Cette expérience a été un moment décisif qui m’a fait enregistrer ma société pour proposer mes propres services. Selon la taille du projet, je sous-traitais des photographes et vidéastes. Obtenir des contrats moi-même signifiait que dorénavant je pourrais prendre des décisions, que je recevrais l’argent sur mon compte en banque et que je payerais moi-même les sous-traitants. Aujourd'hui, je sais que je devrais plutôt opter pour des collaborateurs qui partagent une vision commune plutôt que d'entretenir une relation malsaine basée sur l'argent. Mais c’est tout ce que j’ai pu trouver pour commencer. Peu à peu, j'ai également commencé à choisir de travailler avec des collaborateurs plus jeunes, car je savais qu’étant plus âgée, ça m'aiderait à me sentir considérée et respectée. Ce n'est pas non plus ainsi que cela devrait se produire. Je devrais pouvoir collaborer avec des créatifs et être considérée parce que mon travail est une valeur ajoutée. Mais cela m'a certainement aidé à exprimer mes opinions et à prendre les rênes, que je sois la titulaire du contrat ou non, que je sois la plus âgée ou non, que je sois la seule femme ou non.

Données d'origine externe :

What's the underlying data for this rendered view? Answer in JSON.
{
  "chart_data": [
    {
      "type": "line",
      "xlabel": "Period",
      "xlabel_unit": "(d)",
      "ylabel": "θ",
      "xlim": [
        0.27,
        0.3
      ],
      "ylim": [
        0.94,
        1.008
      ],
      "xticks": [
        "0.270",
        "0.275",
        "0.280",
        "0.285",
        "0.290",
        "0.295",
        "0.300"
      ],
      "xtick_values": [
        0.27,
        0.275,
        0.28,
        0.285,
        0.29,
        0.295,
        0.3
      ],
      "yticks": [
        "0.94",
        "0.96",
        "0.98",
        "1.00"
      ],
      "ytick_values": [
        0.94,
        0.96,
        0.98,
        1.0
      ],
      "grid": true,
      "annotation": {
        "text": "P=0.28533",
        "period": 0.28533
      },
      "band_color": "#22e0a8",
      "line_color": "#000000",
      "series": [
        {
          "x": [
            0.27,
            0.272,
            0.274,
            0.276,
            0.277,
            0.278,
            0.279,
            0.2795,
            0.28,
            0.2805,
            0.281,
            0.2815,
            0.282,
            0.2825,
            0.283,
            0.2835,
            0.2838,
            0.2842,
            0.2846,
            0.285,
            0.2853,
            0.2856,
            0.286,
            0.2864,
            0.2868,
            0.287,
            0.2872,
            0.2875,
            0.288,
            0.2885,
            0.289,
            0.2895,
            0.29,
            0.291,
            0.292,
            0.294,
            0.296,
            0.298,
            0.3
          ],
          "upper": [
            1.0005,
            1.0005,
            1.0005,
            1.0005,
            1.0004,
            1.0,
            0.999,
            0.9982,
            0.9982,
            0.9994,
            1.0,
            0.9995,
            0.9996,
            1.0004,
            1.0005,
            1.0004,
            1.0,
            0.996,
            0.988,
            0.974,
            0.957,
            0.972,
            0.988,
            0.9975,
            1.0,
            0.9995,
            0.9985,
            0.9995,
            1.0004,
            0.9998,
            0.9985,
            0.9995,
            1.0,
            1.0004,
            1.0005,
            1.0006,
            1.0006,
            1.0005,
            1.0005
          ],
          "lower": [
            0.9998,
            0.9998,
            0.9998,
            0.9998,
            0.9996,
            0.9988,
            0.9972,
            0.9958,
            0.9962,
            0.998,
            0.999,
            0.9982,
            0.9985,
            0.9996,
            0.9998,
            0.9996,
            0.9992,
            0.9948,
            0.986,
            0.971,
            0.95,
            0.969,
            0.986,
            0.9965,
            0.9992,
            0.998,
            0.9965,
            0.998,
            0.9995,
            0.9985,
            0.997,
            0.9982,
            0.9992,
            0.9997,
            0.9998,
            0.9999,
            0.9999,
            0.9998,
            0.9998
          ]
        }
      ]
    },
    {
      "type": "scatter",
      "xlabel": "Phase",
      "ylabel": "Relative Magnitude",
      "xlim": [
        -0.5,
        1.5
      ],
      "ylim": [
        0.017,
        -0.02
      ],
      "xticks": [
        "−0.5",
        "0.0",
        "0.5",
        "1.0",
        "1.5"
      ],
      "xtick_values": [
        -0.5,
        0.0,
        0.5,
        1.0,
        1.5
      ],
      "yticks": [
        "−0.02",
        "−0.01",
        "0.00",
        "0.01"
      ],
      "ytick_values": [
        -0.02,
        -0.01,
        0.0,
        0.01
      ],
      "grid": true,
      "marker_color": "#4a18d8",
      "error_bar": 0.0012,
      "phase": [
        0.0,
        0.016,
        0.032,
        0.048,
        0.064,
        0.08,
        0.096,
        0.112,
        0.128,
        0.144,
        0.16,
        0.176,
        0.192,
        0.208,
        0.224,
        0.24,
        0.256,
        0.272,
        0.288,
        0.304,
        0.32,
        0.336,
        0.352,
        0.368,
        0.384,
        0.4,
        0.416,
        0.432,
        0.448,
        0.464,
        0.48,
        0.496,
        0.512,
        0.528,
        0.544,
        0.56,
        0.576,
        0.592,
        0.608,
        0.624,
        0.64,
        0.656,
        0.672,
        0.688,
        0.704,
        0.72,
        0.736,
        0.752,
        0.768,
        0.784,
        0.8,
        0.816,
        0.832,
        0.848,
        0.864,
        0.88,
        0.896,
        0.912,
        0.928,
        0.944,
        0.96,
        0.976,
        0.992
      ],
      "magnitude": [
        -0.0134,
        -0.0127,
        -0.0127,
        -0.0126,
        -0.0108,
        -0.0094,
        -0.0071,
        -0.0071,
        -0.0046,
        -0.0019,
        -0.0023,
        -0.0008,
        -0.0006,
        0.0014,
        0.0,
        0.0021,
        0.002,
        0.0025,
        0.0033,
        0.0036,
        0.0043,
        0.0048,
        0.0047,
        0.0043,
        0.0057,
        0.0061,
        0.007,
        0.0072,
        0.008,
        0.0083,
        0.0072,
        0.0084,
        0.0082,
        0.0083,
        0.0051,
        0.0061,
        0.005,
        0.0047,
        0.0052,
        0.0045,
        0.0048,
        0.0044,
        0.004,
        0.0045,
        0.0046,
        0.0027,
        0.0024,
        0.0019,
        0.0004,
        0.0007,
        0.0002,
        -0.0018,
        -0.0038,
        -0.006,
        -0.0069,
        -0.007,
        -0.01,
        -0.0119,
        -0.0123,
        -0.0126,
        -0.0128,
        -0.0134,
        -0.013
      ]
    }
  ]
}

Au fur et à mesure que nous nous reconnaissons les unes les autres, que nous nous soutenons toutes mutuellement, c’est cette unité qui nous propulsera vers l’avant et qui nous permettra de faire en sorte que notre présence soit acceptée, normalisée et banalisée pour que nous puissions nous aussi être recommandées, référées et embauchées.

Maintenant que les femmes dans les industries créatives brisent le plafond de verre, j'espère que cet élan se poursuivra afin que nous puissions nous tirer vers le haut. Au fur et à mesure que nous nous reconnaissons les unes les autres, que nous nous soutenons toutes mutuellement, c’est cette unité qui nous propulsera vers l’avant et qui nous permettra de faire en sorte que notre présence soit acceptée, normalisée et banalisée pour que nous puissions nous aussi être recommandées, référées et embauchées. Parce que ce n’est pas seulement la responsabilité des femmes des industries créatives d’apporter le changement, mais la nôtre à tous, collectivement, afin de garantir la création d’une véritable culture d’inclusion.


Par conséquent, nous devrions tous choisir de contester les biais de genre dans les industries créatives, parce que nous sommes en mesure de le faire.